The annual season, which runs from June 1 through November 30 for the Atlantic Ocean, the Caribbean Sea, and the Gulf of Mexico, so far has experienced 9 named storms (2 minor hurricanes and 7 tropical storms with winds from 40 to 65 miles per hour). Cyclone activity in the eastern North Pacific Ocean has also been below normal.
According to the NHC, the month of August 2013 for the Atlantic basin, “in terms of accumulated cyclone energy, which measures the combined strength and duration of tropical storms and hurricanes … was about 70 percent below the 1981-2010 average.”
The tune is similar for cyclone activity in the eastern North Pacific, which the NHC states “is about 40 percent below normal.”
In spring 2013, the NOAA Climate Prediction Center noted that by its end, the Atlantic season had the potential for producing 13 to 19 named storms, of which 6 to 9 would be hurricanes.
Given the contrast between prognostication and reality, we’re out of harm’s way, right?
Absolutely not, says Isaac Ginis, professor at the University of Rhode Island Graduate School of Oceanography.
“Regarding the slow hurricane season so far, it’s not very unusual,” Ginis says. “We had hurricane seasons in the past that started late.

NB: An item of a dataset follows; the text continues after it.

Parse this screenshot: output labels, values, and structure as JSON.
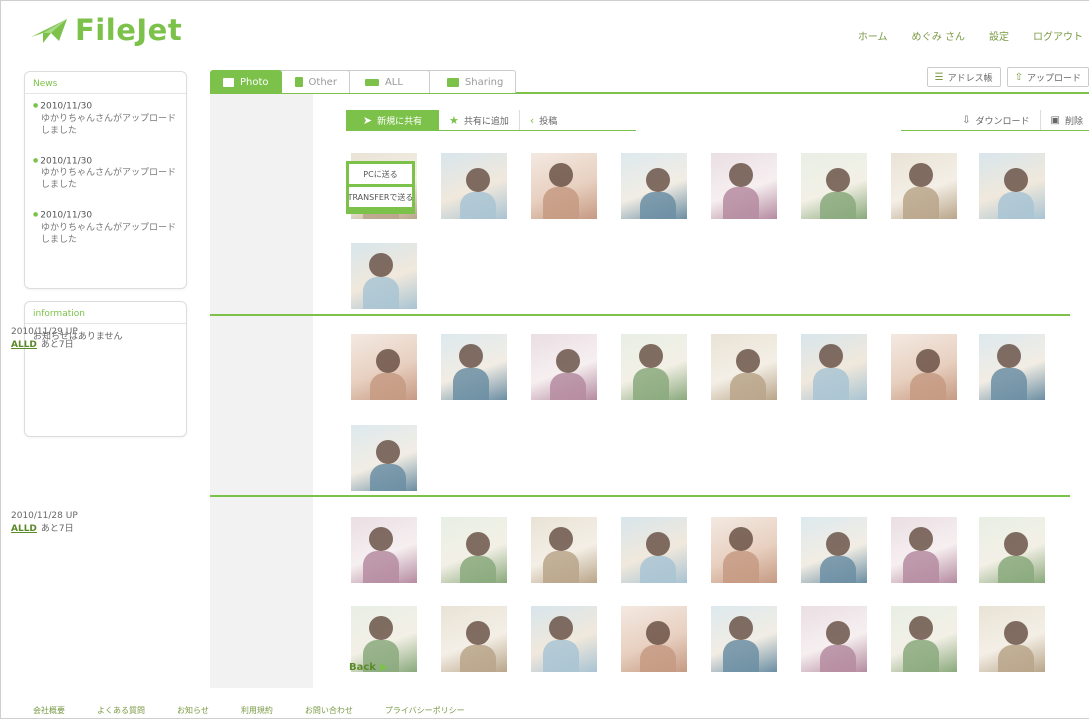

The main factor this year is a stable atmosphere over the tropical Atlantic Ocean where hurricanes form. Also, dry, dusty air moving off the coast of Africa caused conditions hostile to tropical cyclone development. From the hurricane climatology perspectives, storms ordinary form closer to the U.S. coast later in the season, like Hurricane Sandy last year.”
If one agrees with Ginis and others, caution and preparedness should remain front and center.
Those who can’t get enough hurricane information may want to check out the Hurricanes: Science and Society website developed by Ginis, in collaboration with other scientists and educators and funded by the National Science Foundation.
The site bills itself as one of the most comprehensive Internet resources on hurricanes, with information and interactive displays about the science of storms, forecasting, preparation, case studies, and history. Also included is a timeline of significant storms around the world, a section that explains in basic terminology key meteorological and oceanography concepts, as well as teacher and student resources sections for use in classrooms from K-12.